(1780-1872) – Scientist and polymath
The Scottish astronomer, mathematician and geographer Mary Somerville’s interest in science was first kindled as a child by the natural world. During her adolescence, Somerville became an omnivorous autodidact, teaching herself Latin and Greek and seizing on chance encounters with family members and friends to acquire new books (including Euclid’s Elements). As a young woman, Somerville would rise early to play the piano, paint during the day then stay up late to study Euclid and algebra.

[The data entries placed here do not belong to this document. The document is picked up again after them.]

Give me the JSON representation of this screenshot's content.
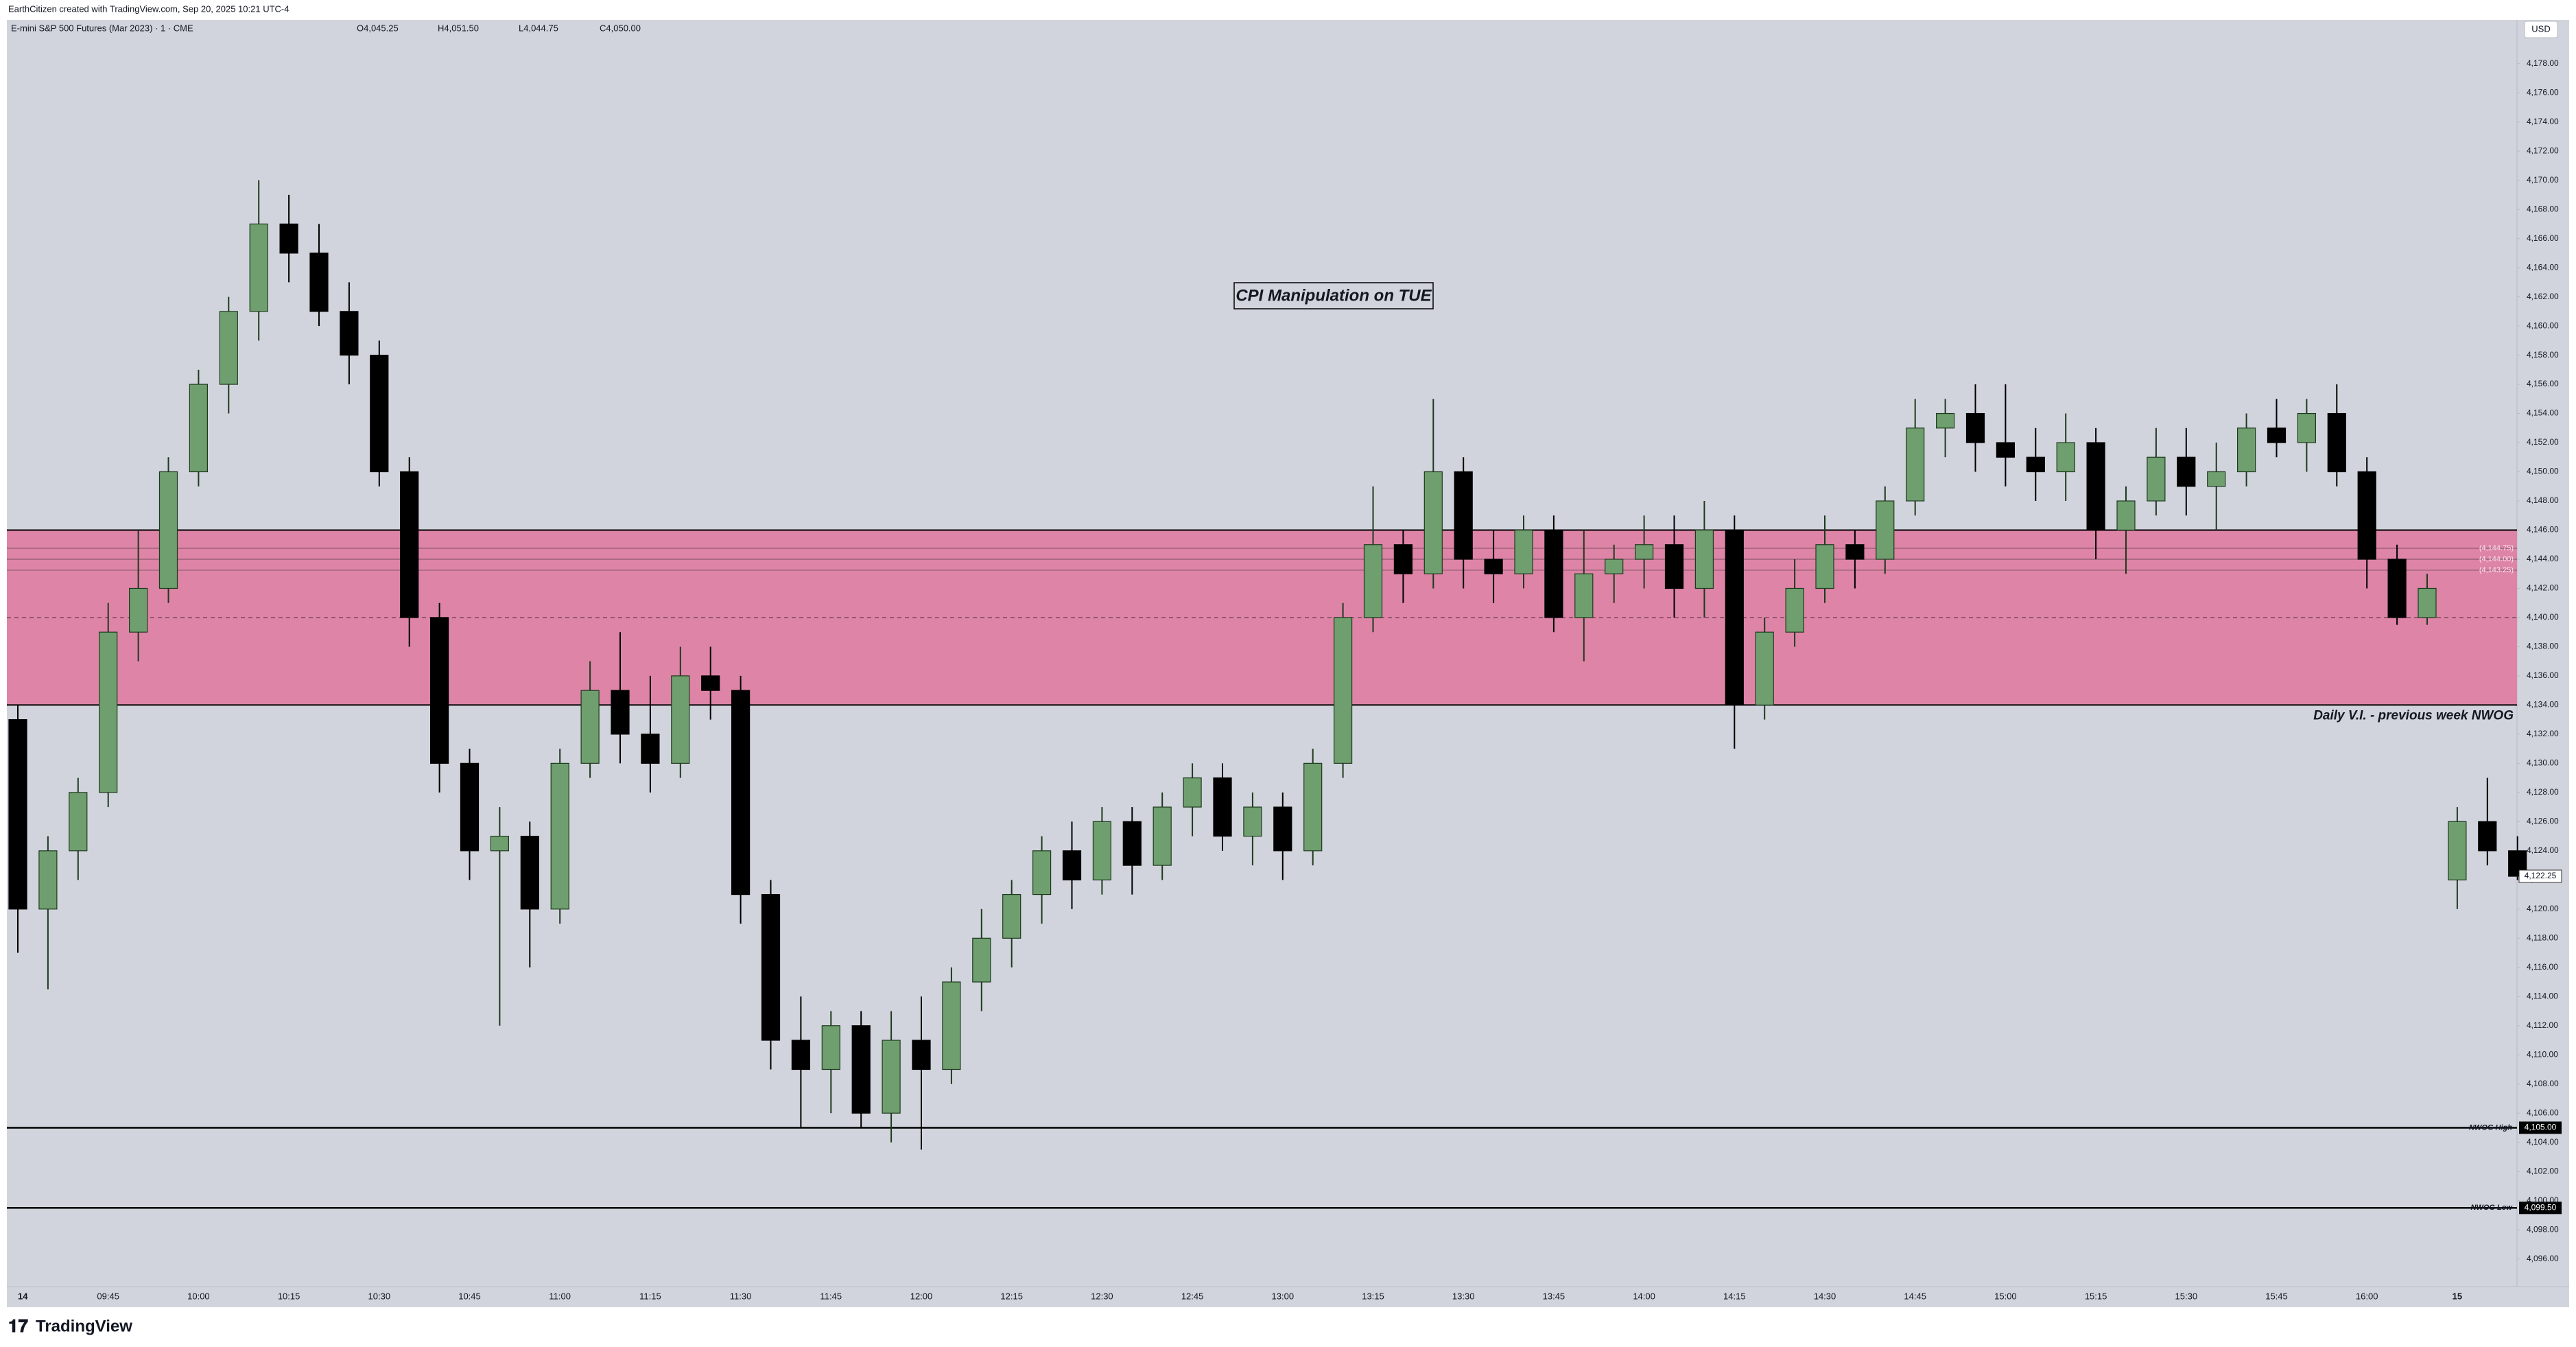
{
  "chart_data": {
    "type": "candlestick",
    "credit": "EarthCitizen created with TradingView.com, Sep 20, 2025 10:21 UTC-4",
    "symbol": "E-mini S&P 500 Futures (Mar 2023) · 1 · CME",
    "ohlc_header": [
      "O4,045.25",
      "H4,051.50",
      "L4,044.75",
      "C4,050.00"
    ],
    "currency": "USD",
    "brand": "TradingView",
    "x_labels": [
      "14",
      "09:45",
      "10:00",
      "10:15",
      "10:30",
      "10:45",
      "11:00",
      "11:15",
      "11:30",
      "11:45",
      "12:00",
      "12:15",
      "12:30",
      "12:45",
      "13:00",
      "13:15",
      "13:30",
      "13:45",
      "14:00",
      "14:15",
      "14:30",
      "14:45",
      "15:00",
      "15:15",
      "15:30",
      "15:45",
      "16:00",
      "15"
    ],
    "open": [
      4133,
      4120,
      4124,
      4128,
      4139,
      4142,
      4150,
      4156,
      4161,
      4167,
      4165,
      4161,
      4158,
      4150,
      4140,
      4130,
      4124,
      4125,
      4120,
      4130,
      4135,
      4132,
      4130,
      4136,
      4135,
      4121,
      4111,
      4109,
      4112,
      4106,
      4111,
      4109,
      4115,
      4118,
      4121,
      4124,
      4122,
      4126,
      4123,
      4127,
      4129,
      4125,
      4127,
      4124,
      4130,
      4140,
      4145,
      4143,
      4150,
      4144,
      4143,
      4146,
      4140,
      4143,
      4144,
      4145,
      4142,
      4146,
      4134,
      4139,
      4142,
      4145,
      4144,
      4148,
      4153,
      4154,
      4152,
      4151,
      4150,
      4152,
      4146,
      4148,
      4151,
      4149,
      4150,
      4153,
      4152,
      4154,
      4150,
      4144,
      4140,
      4122,
      4126,
      4124
    ],
    "high": [
      4134,
      4125,
      4129,
      4141,
      4146,
      4151,
      4157,
      4162,
      4170,
      4169,
      4167,
      4163,
      4159,
      4151,
      4141,
      4131,
      4127,
      4126,
      4131,
      4137,
      4139,
      4136,
      4138,
      4138,
      4136,
      4122,
      4114,
      4113,
      4113,
      4113,
      4114,
      4116,
      4120,
      4122,
      4125,
      4126,
      4127,
      4127,
      4128,
      4130,
      4130,
      4128,
      4128,
      4131,
      4141,
      4149,
      4146,
      4155,
      4151,
      4146,
      4147,
      4147,
      4146,
      4145,
      4147,
      4147,
      4148,
      4147,
      4140,
      4144,
      4147,
      4146,
      4149,
      4155,
      4155,
      4156,
      4156,
      4153,
      4154,
      4153,
      4149,
      4153,
      4153,
      4152,
      4154,
      4155,
      4155,
      4156,
      4151,
      4145,
      4143,
      4127,
      4129,
      4125
    ],
    "low": [
      4117,
      4114.5,
      4122,
      4127,
      4137,
      4141,
      4149,
      4154,
      4159,
      4163,
      4160,
      4156,
      4149,
      4138,
      4128,
      4122,
      4112,
      4116,
      4119,
      4129,
      4130,
      4128,
      4129,
      4133,
      4119,
      4109,
      4105,
      4106,
      4105,
      4104,
      4103.5,
      4108,
      4113,
      4116,
      4119,
      4120,
      4121,
      4121,
      4122,
      4125,
      4124,
      4123,
      4122,
      4123,
      4129,
      4139,
      4141,
      4142,
      4142,
      4141,
      4142,
      4139,
      4137,
      4141,
      4142,
      4140,
      4140,
      4131,
      4133,
      4138,
      4141,
      4142,
      4143,
      4147,
      4151,
      4150,
      4149,
      4148,
      4148,
      4144,
      4143,
      4147,
      4147,
      4146,
      4149,
      4151,
      4150,
      4149,
      4142,
      4139.5,
      4139.5,
      4120,
      4123,
      4122
    ],
    "close": [
      4120,
      4124,
      4128,
      4139,
      4142,
      4150,
      4156,
      4161,
      4167,
      4165,
      4161,
      4158,
      4150,
      4140,
      4130,
      4124,
      4125,
      4120,
      4130,
      4135,
      4132,
      4130,
      4136,
      4135,
      4121,
      4111,
      4109,
      4112,
      4106,
      4111,
      4109,
      4115,
      4118,
      4121,
      4124,
      4122,
      4126,
      4123,
      4127,
      4129,
      4125,
      4127,
      4124,
      4130,
      4140,
      4145,
      4143,
      4150,
      4144,
      4143,
      4146,
      4140,
      4143,
      4144,
      4145,
      4142,
      4146,
      4134,
      4139,
      4142,
      4145,
      4144,
      4148,
      4153,
      4154,
      4152,
      4151,
      4150,
      4152,
      4146,
      4148,
      4151,
      4149,
      4150,
      4153,
      4152,
      4154,
      4150,
      4144,
      4140,
      4142,
      4126,
      4124,
      4122.25
    ],
    "up_color": "#6f9f6f",
    "down_color": "#000000",
    "ylim": [
      4094.1,
      4181
    ],
    "yticks": [
      {
        "value": 4096,
        "label": "4,096.00"
      },
      {
        "value": 4098,
        "label": "4,098.00"
      },
      {
        "value": 4100,
        "label": "4,100.00"
      },
      {
        "value": 4102,
        "label": "4,102.00"
      },
      {
        "value": 4104,
        "label": "4,104.00"
      },
      {
        "value": 4106,
        "label": "4,106.00"
      },
      {
        "value": 4108,
        "label": "4,108.00"
      },
      {
        "value": 4110,
        "label": "4,110.00"
      },
      {
        "value": 4112,
        "label": "4,112.00"
      },
      {
        "value": 4114,
        "label": "4,114.00"
      },
      {
        "value": 4116,
        "label": "4,116.00"
      },
      {
        "value": 4118,
        "label": "4,118.00"
      },
      {
        "value": 4120,
        "label": "4,120.00"
      },
      {
        "value": 4122,
        "label": "4,122.00"
      },
      {
        "value": 4124,
        "label": "4,124.00"
      },
      {
        "value": 4126,
        "label": "4,126.00"
      },
      {
        "value": 4128,
        "label": "4,128.00"
      },
      {
        "value": 4130,
        "label": "4,130.00"
      },
      {
        "value": 4132,
        "label": "4,132.00"
      },
      {
        "value": 4134,
        "label": "4,134.00"
      },
      {
        "value": 4136,
        "label": "4,136.00"
      },
      {
        "value": 4138,
        "label": "4,138.00"
      },
      {
        "value": 4140,
        "label": "4,140.00"
      },
      {
        "value": 4142,
        "label": "4,142.00"
      },
      {
        "value": 4144,
        "label": "4,144.00"
      },
      {
        "value": 4146,
        "label": "4,146.00"
      },
      {
        "value": 4148,
        "label": "4,148.00"
      },
      {
        "value": 4150,
        "label": "4,150.00"
      },
      {
        "value": 4152,
        "label": "4,152.00"
      },
      {
        "value": 4154,
        "label": "4,154.00"
      },
      {
        "value": 4156,
        "label": "4,156.00"
      },
      {
        "value": 4158,
        "label": "4,158.00"
      },
      {
        "value": 4160,
        "label": "4,160.00"
      },
      {
        "value": 4162,
        "label": "4,162.00"
      },
      {
        "value": 4164,
        "label": "4,164.00"
      },
      {
        "value": 4166,
        "label": "4,166.00"
      },
      {
        "value": 4168,
        "label": "4,168.00"
      },
      {
        "value": 4170,
        "label": "4,170.00"
      },
      {
        "value": 4172,
        "label": "4,172.00"
      },
      {
        "value": 4174,
        "label": "4,174.00"
      },
      {
        "value": 4176,
        "label": "4,176.00"
      },
      {
        "value": 4178,
        "label": "4,178.00"
      }
    ],
    "grid": false,
    "zone": {
      "top": 4146,
      "bottom": 4134,
      "mid": 4140,
      "color": "#de84a6",
      "label": "Daily V.I. - previous week NWOG"
    },
    "zone_lines": [
      {
        "value": 4144.75,
        "label": "(4,144.75)"
      },
      {
        "value": 4144,
        "label": "(4,144.00)"
      },
      {
        "value": 4143.25,
        "label": "(4,143.25)"
      }
    ],
    "hlines": [
      {
        "name": "NWOG High",
        "value": 4105,
        "label": "4,105.00"
      },
      {
        "name": "NWOG Low",
        "value": 4099.5,
        "label": "4,099.50"
      }
    ],
    "last_price": {
      "value": 4122.25,
      "label": "4,122.25"
    },
    "annotation": "CPI Manipulation on TUE"
  }
}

Somerville’s first marriage was not a happy one, primarily because her husband did not support her academic interests. When he died in 1807, she returned home to Scotland, where she promptly resumed her studies. It was at this time that she first read Isaac Newton’s Principia, which influenced her profoundly. With the encouragement of John Playfair, professor of natural philosophy at University of Edinburgh, she started to solve mathematical problems posed in the mathematical journal of the Military College at Marlow, leading to her first public recognition after her solution to a diophantine problem was awarded a silver medal in 1811.
In 1812, she married Dr William Somerville, who supported and greatly aided her studies. A move to London in 1819 led to a role as private tutor to Ada Lovelace and the two women attended the scientific gatherings where they met Charles Babbage. Somerville College owns a letter from Babbage to Somerville inviting her to view his ‘Calculating Engine’, an offer which Somerville frequently took him up on.

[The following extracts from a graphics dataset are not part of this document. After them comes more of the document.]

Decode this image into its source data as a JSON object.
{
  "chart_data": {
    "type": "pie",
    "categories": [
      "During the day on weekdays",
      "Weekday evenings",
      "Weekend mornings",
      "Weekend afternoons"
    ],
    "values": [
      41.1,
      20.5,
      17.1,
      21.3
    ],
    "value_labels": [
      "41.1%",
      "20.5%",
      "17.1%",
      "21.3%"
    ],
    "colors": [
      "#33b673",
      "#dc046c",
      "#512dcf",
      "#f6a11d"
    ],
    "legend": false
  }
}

Mary Somerville was the author of five books. She published the first, The Mechanism of the Heavens, when she was 51. The second, On the Connexion of the Physical Sciences, ran to nine editions and sold over 15,000 copies and established her reputation in elite science. Her third book, Physical Geography, was the most popular of all her books, but her fourth book, Molecular and Microscopic Science, while also a popular success, led Somerville to wonder whether she should not have focused solely on mathematics, which she considered her natural inclination.

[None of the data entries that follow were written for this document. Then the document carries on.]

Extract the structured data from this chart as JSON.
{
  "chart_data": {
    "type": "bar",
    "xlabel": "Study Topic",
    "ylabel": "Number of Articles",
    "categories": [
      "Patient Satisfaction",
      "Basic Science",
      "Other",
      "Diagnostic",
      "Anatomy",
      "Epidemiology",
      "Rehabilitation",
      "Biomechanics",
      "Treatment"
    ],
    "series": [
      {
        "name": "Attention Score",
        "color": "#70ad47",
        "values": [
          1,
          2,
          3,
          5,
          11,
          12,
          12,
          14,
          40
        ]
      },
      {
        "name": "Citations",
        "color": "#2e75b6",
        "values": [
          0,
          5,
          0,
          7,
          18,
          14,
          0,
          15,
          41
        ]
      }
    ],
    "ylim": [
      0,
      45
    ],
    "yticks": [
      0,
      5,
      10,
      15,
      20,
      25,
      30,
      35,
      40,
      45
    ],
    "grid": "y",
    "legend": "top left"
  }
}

From 1833 onwards, the Somerville family spent much of their time in Italy, where Somerville continued to write and engage in current scientific debates. In 1868, four years before her death aged 91, she was the first person to sign John Stuart Mill’s unsuccessful petition for female suffrage. A mathematician to the last, she spent the day before her death revising a paper on quaternions.
In 1879, just seven years after Somerville’s death, Mary Ward’s suggestion of the name ‘Somerville’ for the as-yet unnamed non-denominational hall, was universally accepted by its founders.
Did you know? The gender-neutral term ‘scientist’ (as opposed to natural philosopher or man of science) was coined specifically to describe Mary Somerville by the philosopher William Whewell in 1834.